Security Tight on Indonesian Holiday; Nine Hotel Blast Suspects Arrested

Investigators have arrested nine people in the Aug. 5 attack on the Marriott Hotel in Jakarta (search) that killed 12 people and wounded nearly 150, the national police chief said Sunday.

Gen. Da'i Bachtiar said the nine suspects were picked up in separate raids over the past week. He gave no details on the arrests or the suspects.

He said the total number of suspects so far in the attack was 10, including the apparent suicide bomber, who police have identified as Asmar Latin Sani, based on body parts recovered after the blast.

Bachtiar's announcement came two days after the arrest in Thailand of Riduan Isamuddin, an Indonesian better known as Hambali (search) who is the alleged mastermind of an Al Qaeda (search) campaign of bombings in Southeast Asia, including the Marriott blast and the Oct. 12 bombings of two nightclubs on Bali Island that killed 200 people.

Hambali heads the Al Qaeda-linked terror group Jemaah Islamiyah (search), which is blamed for both attacks. He is now being interrogated by U.S. investigators in an undisclosed location.

On Sunday, Thai Prime Minister Thaksin Shinawatra said a Hambali accomplice tried to scout the venue of an upcoming Asia Pacific Economic Cooperation summit that will be attended by President Bush and 20 other world leaders in October.

That reinforced investigators' suspicions that Jemaah Islamiyah was plotting an attack on the October summit.

Thaksin said Hambli also had his sights on American facilities in Thailand. "The result of investigations show that Mr.
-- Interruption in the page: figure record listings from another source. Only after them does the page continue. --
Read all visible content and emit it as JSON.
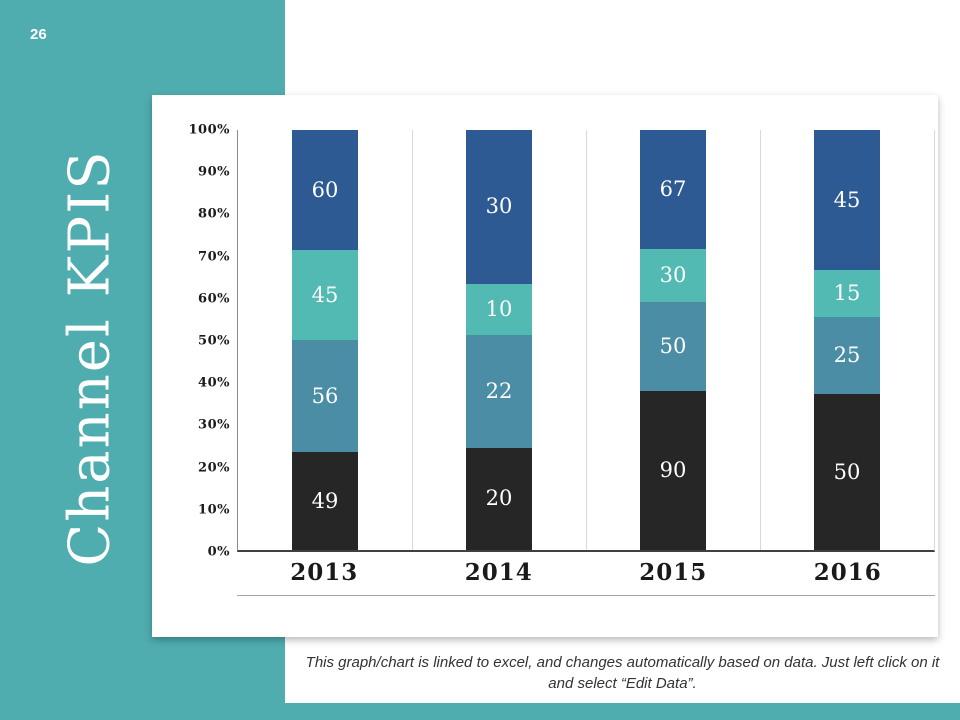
{
  "slide": {
    "page_number": "26",
    "title": "Channel KPIS",
    "caption": "This graph/chart is linked to excel, and changes automatically based on data. Just left click on it and select “Edit Data”.",
    "accent_color": "#4FADAF"
  },
  "chart_data": {
    "type": "bar",
    "stacked": true,
    "percent_stacked": true,
    "title": "",
    "xlabel": "",
    "ylabel": "",
    "ylim": [
      0,
      100
    ],
    "grid": "vertical-category-separators",
    "legend": "none",
    "categories": [
      "2013",
      "2014",
      "2015",
      "2016"
    ],
    "series": [
      {
        "name": "segment-1-bottom",
        "color": "#262626",
        "values": [
          49,
          20,
          90,
          50
        ]
      },
      {
        "name": "segment-2",
        "color": "#4A8DA4",
        "values": [
          56,
          22,
          50,
          25
        ]
      },
      {
        "name": "segment-3",
        "color": "#52BAB3",
        "values": [
          45,
          10,
          30,
          15
        ]
      },
      {
        "name": "segment-4-top",
        "color": "#2E5A94",
        "values": [
          60,
          30,
          67,
          45
        ]
      }
    ],
    "y_ticks": [
      "100%",
      "90%",
      "80%",
      "70%",
      "60%",
      "50%",
      "40%",
      "30%",
      "20%",
      "10%",
      "0%"
    ]
  }
}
Hambali and his men also wanted to target U.S. interests here," Thaksin said without elaborating.

U.S. Deputy Secretary of State Richard Armitage warned that Hambali's arrest did not eliminate the threat of an attack on the summit.

"We have a top planner, we do not have all the members of Al Qaeda in our possession, or Jemaah Islamiyah in this case," he told Australian television in an interview aired Sunday.

Thaksin said he did not expect revenge attacks against Thailand for the arrest. "But they surely have a lot of other targets to go first," he said, adding that the United States is a chief possibility.

Indonesian President Megawati Sukarnoputri spoke with Bush on Sunday and asked that Indonesia be given access to Hambali because of his suspected involvement in the Indonesia blasts and earlier bombings.

"We must have priority [in access to Hambali] because of his link with the investigation of various cases here," Foreign Minister Hasan Wirayuda said Sunday.

White House press secretary Scott McClellan said Bush and Megawati agreed on the "importance of sharing information" from Hambali's U.S.-led interrogation.

Sunday was Indonesia's independence day, and there were intelligence reports that attacks may have been planned. The reports said militants might strike places where foreigners gather, and police backed by soldiers guarded international hotels, shopping malls, bars, Christian churches and the offices of foreign companies.